No caso da Combinazione, o facto de haver vários voluntários, incluindo uma médica, "permite libertar dinheiro para cuidados de saúde, incluindo mental, e educação", desde logo a aprendizagem de italiano, mas regra geral o parco apoio financeiro prestado pelo Estado significa que as CAS têm de fazer escolhas quase impossíveis.
Num ano em que a Itália está a registar um fluxo anormalmente elevado de chegadas, as diversas províncias queixam-se de estar à beira do colapso e criticam um sistema de redistribuição de migrantes pelo território em que o critério agora tido em conta é o da extensão territorial e não densidade populacional.

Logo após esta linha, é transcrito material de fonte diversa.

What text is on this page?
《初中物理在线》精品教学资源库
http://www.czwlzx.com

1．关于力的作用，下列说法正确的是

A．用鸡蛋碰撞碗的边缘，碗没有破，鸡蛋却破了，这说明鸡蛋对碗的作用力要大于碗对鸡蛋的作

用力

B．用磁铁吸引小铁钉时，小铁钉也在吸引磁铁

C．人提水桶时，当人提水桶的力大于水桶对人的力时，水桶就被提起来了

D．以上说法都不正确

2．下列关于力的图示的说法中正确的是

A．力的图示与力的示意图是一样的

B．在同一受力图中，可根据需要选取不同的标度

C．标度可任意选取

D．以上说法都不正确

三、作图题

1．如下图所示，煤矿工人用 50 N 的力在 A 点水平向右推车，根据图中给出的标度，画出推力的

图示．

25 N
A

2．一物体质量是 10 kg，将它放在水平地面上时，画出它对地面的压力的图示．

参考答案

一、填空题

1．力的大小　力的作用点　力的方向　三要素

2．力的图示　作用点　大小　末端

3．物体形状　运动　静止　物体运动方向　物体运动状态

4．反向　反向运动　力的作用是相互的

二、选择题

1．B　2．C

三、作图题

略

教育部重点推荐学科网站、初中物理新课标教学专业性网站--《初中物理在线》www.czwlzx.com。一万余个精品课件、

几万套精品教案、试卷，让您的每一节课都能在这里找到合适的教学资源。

Face à pressão cada vez maior, o prefeito de Varese escreveu uma carta a todos os autarcas da província a pedir que contribuíssem para a procura, nos respetivos territórios, de imóveis que possam ser utilizados, como hotéis desativados, colónias, pensões e casas de férias, lançando também um apelo aos cidadãos.
"Às vezes ligam-me da Prefeitura [de Varese] à noite ou ao domingo, a pedir para recebermos alguém que acabou de chegar. Até já nos disseram que a nossa sala é grande e podíamos instalar lá mais três camas. Mas não aceitamos isso", diz Michela, cansada de ouvir o argumento de situação de emergência. "Em emergência a nível de acolhimento vivemos nós há muitos anos", diz.
Michela diz até compreender a Prefeitura. "Estão desesperados, não sabem o que fazer", diz. A Lombardia é a região de Itália que, de acordo com o sistema de redistribuição em vigor, mais migrantes acolhe atualmente, cerca de 17 mil.
Face a um Estado que não funciona e ainda quer impor as suas regras a quem o substitui no seu trabalho, advoga "prosseguir o projeto, mas com desobediência civil", já praticada pela associação, assume, quando por exemplo o governo emitiu no início de agosto uma circular ministerial dirigida às CAS a reclamar maior rigidez, com a expulsão dos migrantes que não cumpram o "recolher obrigatório" às 22:00, em vez do anterior sistema faseado de advertências.
E o problema não se limita ao alojamento, mas também à integração. Os migrantes só podem entrar no mercado de trabalho após terem a permissão de residência, que, face à pressão migratória atual e a uma máquina burocrática que não lhe consegue dar resposta, pode demorar anos. E o mesmo se aplica aos cuidados de saúde, aos quais não têm acesso sem o cartão de saúde, por vezes ainda mais moroso.
"Por lei, a prestação de cuidados de saúde é obrigatória, mesmo para indocumentados. Mas muitos, incluindo crianças, não podem ir a um hospital porque não têm o cartão de saúde... faz lembrar os Estados Unidos, e não é justo que sejamos nós a pagar", diz. Em conjunto com outras associações, já escreveram ao governo a queixar-se desta e de outras dificuldades, mas nunca obtiveram resposta.
Michela admite que, perante um Estado que não funciona e não dá sinais de o querer fazer, "a raiva vai crescendo e é forte".
"Não se trata apenas de um problema político ou económico, mas sim moral. Não é justo que tenhamos de substituir o sistema", diz, confessando um cansaço acumulado de uma luta inglória, a que se junta a falta de perspetivas encorajadoras, quando a exigência é cada vez maior.
"Sou cristã, mas admito que não estou nada otimista. Não creio sinceramente que a situação vá melhorar, pelo contrário, só tende a piorar. Problemas com migrantes [em Itália] temos já desde os anos de 1980, com o êxodo de albaneses, por exemplo. Mas aquilo a que se assiste hoje é a uma situação calamitosa. Até quando conseguirei continuar? Sinceramente, não sei", diz, despedindo-se da Lusa para acorrer a mais uma "urgência" após receber um telefonema de um dos migrantes que o centro acolhe.